The ATO makes eight key points that broadly put emphasis on the overarching objectives of income tax treaties—the avoidance of double taxation (on specified types of income) and addressing fiscal evasion.

  • Start with the domestic law, not the treaty: Treaties do not become part of Australia’s domestic law until legislated by Parliament. The International Tax Agreements Act 1953 (Agreements Act) gives income tax treaties the force of law and requires the Assessment Acts to be read as one with the Agreements Act. Once legislated, the income tax treaty becomes part of the legislative framework and takes priority over the Assessment Acts.
  • Text, context, text: The ATO reiterated the principle found in Article 31 of the Vienna Convention of the Law of Treaties that a treaty “shall be interpreted in good faith in accordance with the ordinary meaning to be given to the terms of the treaty in their context.” A holistic approach is to be taken, and the text is to be given primacy in the interpretation process.
  • Object and purpose: Article 31 requires an income tax treaty to be interpreted in light of its object and purpose including the sharing of taxing rights, the avoidance of double taxation, and prevention of fiscal evasion. They are also not limited to conferring benefits on taxpayers (i.e., they are not a shield).
  • Liberal approach: Income tax treaties need to be interpreted in a “more liberal manner” than domestic legislation because tax treaties are negotiated texts and often fail to demonstrate the precision of drafting seen in domestic legislation.
  • Other languages: Income tax treaties are often written in multiple languages, and each authenticated version generally is equally valid and can be relied on by taxpayers. The terms are presumed to have the same meaning, but when there are differences, Article 33(4) states that the version that best reconciles the texts, having regard to the object and purpose, will be adopted.

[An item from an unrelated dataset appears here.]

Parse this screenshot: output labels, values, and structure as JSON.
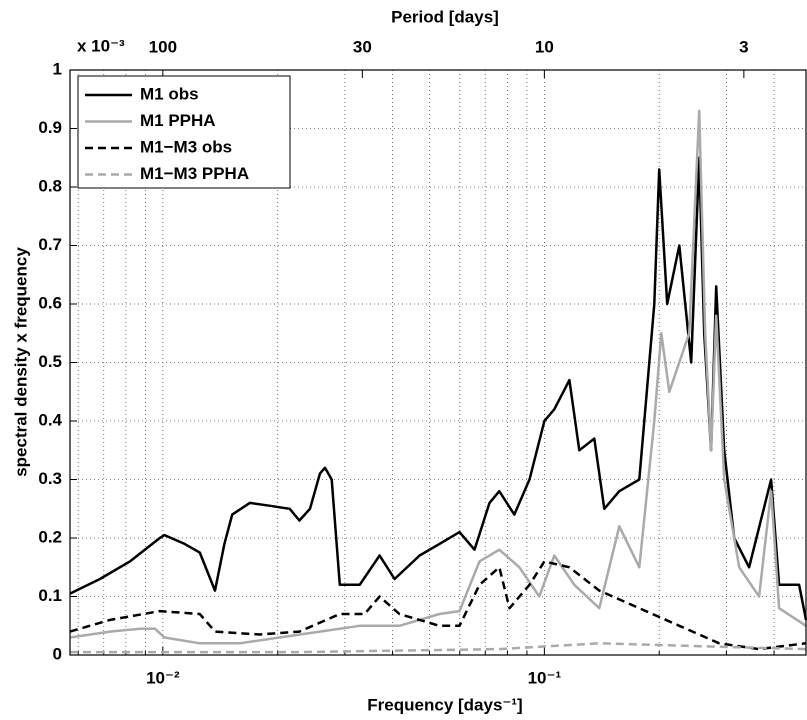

  • Supplementary means of interpretation: Under Article 32, supplementary materials can be used when an Article 31 interpretation produces an “ambiguous or obscene” meaning or “a result which is manifestly absurd or unreasonable.” According to the ATO, it is safer to construe the words of the tax treaty in their context than to use commentary which cannot override the treaty text.
  • Version of commentary: Based on what the OECD has stated, later commentaries can be used for interpreting earlier treaties except when the OECD model has changed in substance. However, Division 815 stipulates the relevant version of OECD commentary to be used in transfer pricing cases.
  • Foreign case law: Decisions of foreign courts are not binding in Australia and therefore are not to be relied upon too heavily.